The Decorative Arts: A Survey of 19th and 20th Century European & American Design
Taught by Danielle Mastrangelo
Danielle Mastrangelo is currently a Smithsonian Curatorial Fellow at Cooper-Hewitt, National Design Museum, as well as an adjunct faculty member and Masters student in the History of Decorative Arts and Design at Parsons, the New School for Design. She holds a degree in interior design from Parsons and has worked for New York-based firm Meyer Davis Studio. She is currently working on her thesis exploring Ralph Lauren's influence on the American domestic interior as well as co-editing her website, decorativetraces.com.
This course will give you a general overview of significant design movements, styles and developments that took place in Europe and America from 1800 through 2000.

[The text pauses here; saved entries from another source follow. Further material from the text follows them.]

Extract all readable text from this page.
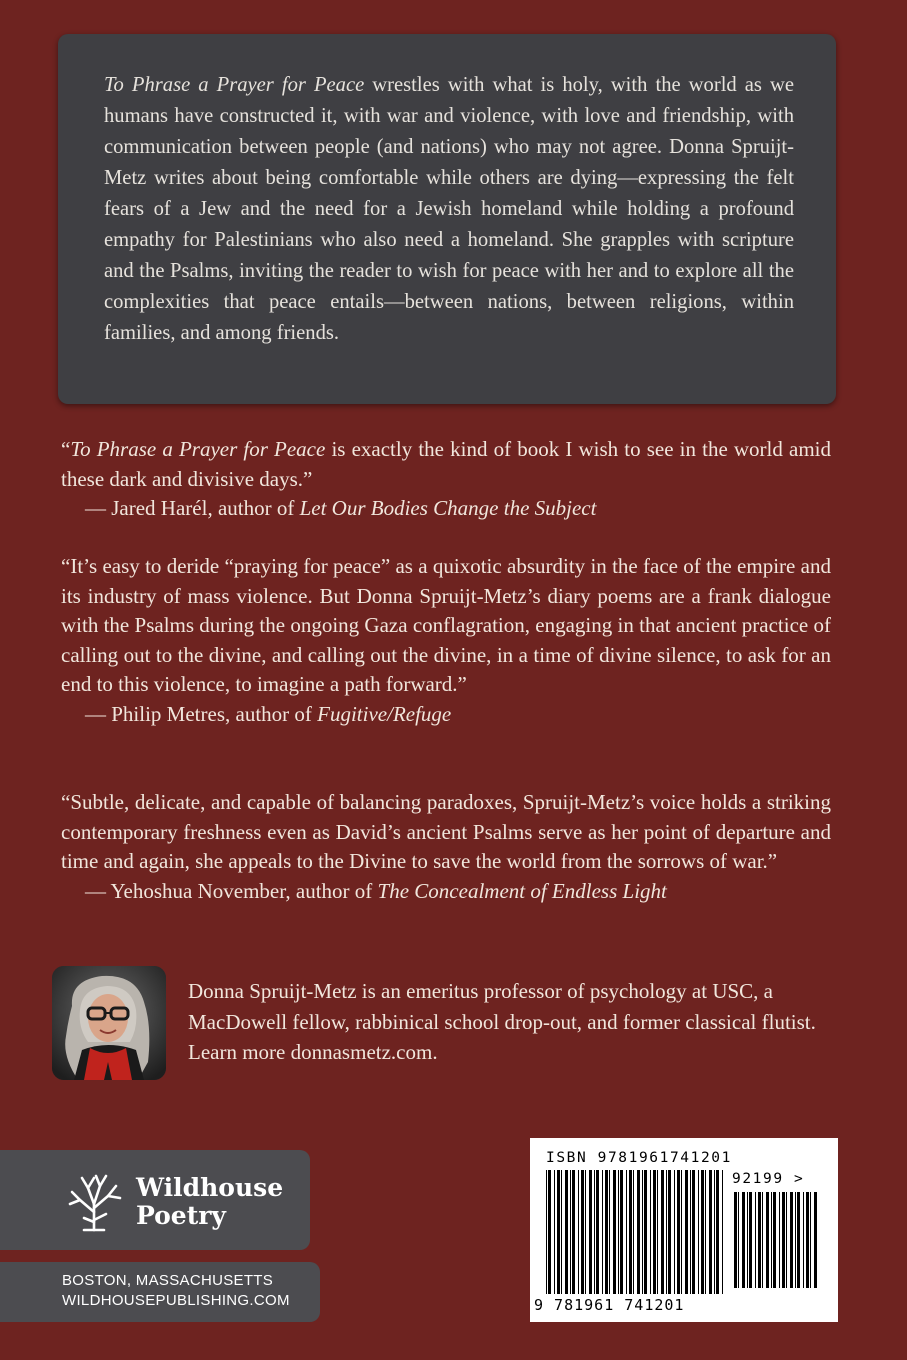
To Phrase a Prayer for Peace wrestles with what is holy, with the world as we humans have constructed it, with war and violence, with love and friendship, with communication between people (and nations) who may not agree. Donna Spruijt-Metz writes about being comfortable while others are dying—expressing the felt fears of a Jew and the need for a Jewish homeland while holding a profound empathy for Palestinians who also need a homeland. She grapples with scripture and the Psalms, inviting the reader to wish for peace with her and to explore all the complexities that peace entails—between nations, between religions, within families, and among friends.
“To Phrase a Prayer for Peace is exactly the kind of book I wish to see in the world amid these dark and divisive days.”
— Jared Harél, author of Let Our Bodies Change the Subject
“It’s easy to deride “praying for peace” as a quixotic absurdity in the face of the empire and its industry of mass violence. But Donna Spruijt-Metz’s diary poems are a frank dialogue with the Psalms during the ongoing Gaza conflagration, engaging in that ancient practice of calling out to the divine, and calling out the divine, in a time of divine silence, to ask for an end to this violence, to imagine a path forward.”
— Philip Metres, author of Fugitive/Refuge
“Subtle, delicate, and capable of balancing paradoxes, Spruijt-Metz’s voice holds a striking contemporary freshness even as David’s ancient Psalms serve as her point of departure and time and again, she appeals to the Divine to save the world from the sorrows of war.”
— Yehoshua November, author of The Concealment of Endless Light
Donna Spruijt-Metz is an emeritus professor of psychology at USC, a MacDowell fellow, rabbinical school drop-out, and former classical flutist. Learn more donnasmetz.com.
Wildhouse
Poetry
BOSTON, MASSACHUSETTS
WILDHOUSEPUBLISHING.COM
ISBN 9781961741201
92199 >
9 781961 741201
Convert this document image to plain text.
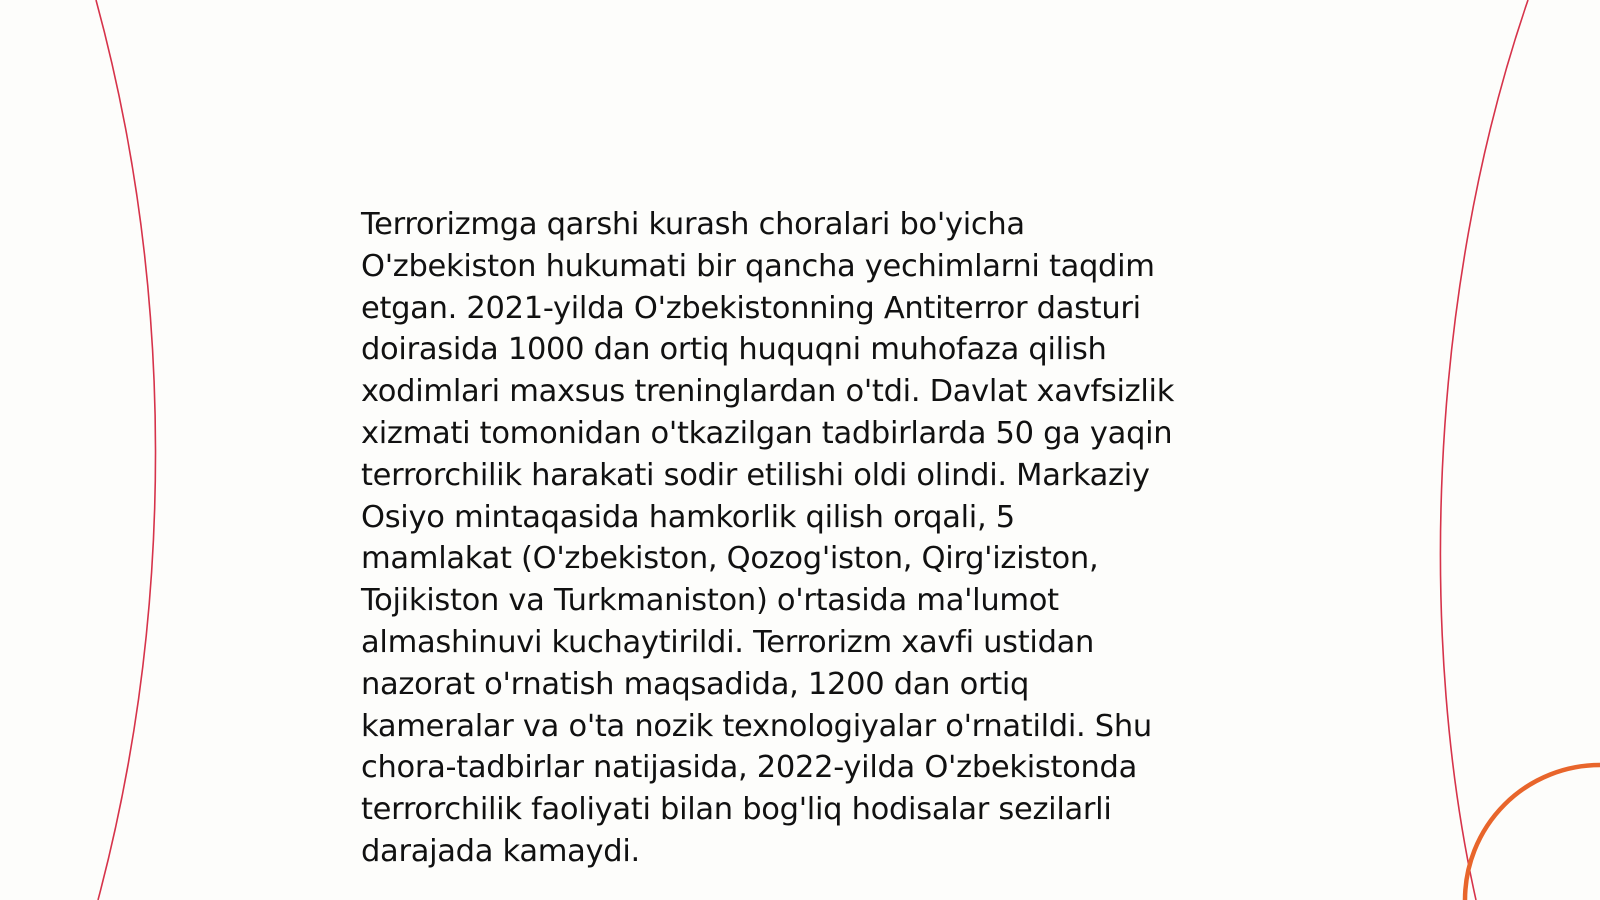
Terrorizmga qarshi kurash choralari bo'yicha
O'zbekiston hukumati bir qancha yechimlarni taqdim
etgan. 2021-yilda O'zbekistonning Antiterror dasturi
doirasida 1000 dan ortiq huquqni muhofaza qilish
xodimlari maxsus treninglardan o'tdi. Davlat xavfsizlik
xizmati tomonidan o'tkazilgan tadbirlarda 50 ga yaqin
terrorchilik harakati sodir etilishi oldi olindi. Markaziy
Osiyo mintaqasida hamkorlik qilish orqali, 5
mamlakat (O'zbekiston, Qozog'iston, Qirg'iziston,
Tojikiston va Turkmaniston) o'rtasida ma'lumot
almashinuvi kuchaytirildi. Terrorizm xavfi ustidan
nazorat o'rnatish maqsadida, 1200 dan ortiq
kameralar va o'ta nozik texnologiyalar o'rnatildi. Shu
chora-tadbirlar natijasida, 2022-yilda O'zbekistonda
terrorchilik faoliyati bilan bog'liq hodisalar sezilarli
darajada kamaydi.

By considering metalwork, ceramics, glass, interiors, graphics, jewelry, and furniture, we will consider ideas of taste, gender, class, and consumption, and how they become manifest in objects for use. Whether you are a designer looking to brush up on design history, a cultural studies student investigating new methodologies, or a person interested in learning about "stuff," this course will give you an in-depth background on how to interpret the styles, patterns, and objects that have entered our museums, department stores, and homes.
During the first week, we'll focus on the years 1800-1900 (Neoclassicism, The 1851 Great Exhibition, Arts & Crafts, and Art Nouveau); the second will look at the period from 1900-1950 (Art Deco, Streamlining, and Modernism); and the third will take on 1950-2000 (Post-war America, American Modernism, The Craft Movement, Pop, and Postmodernism).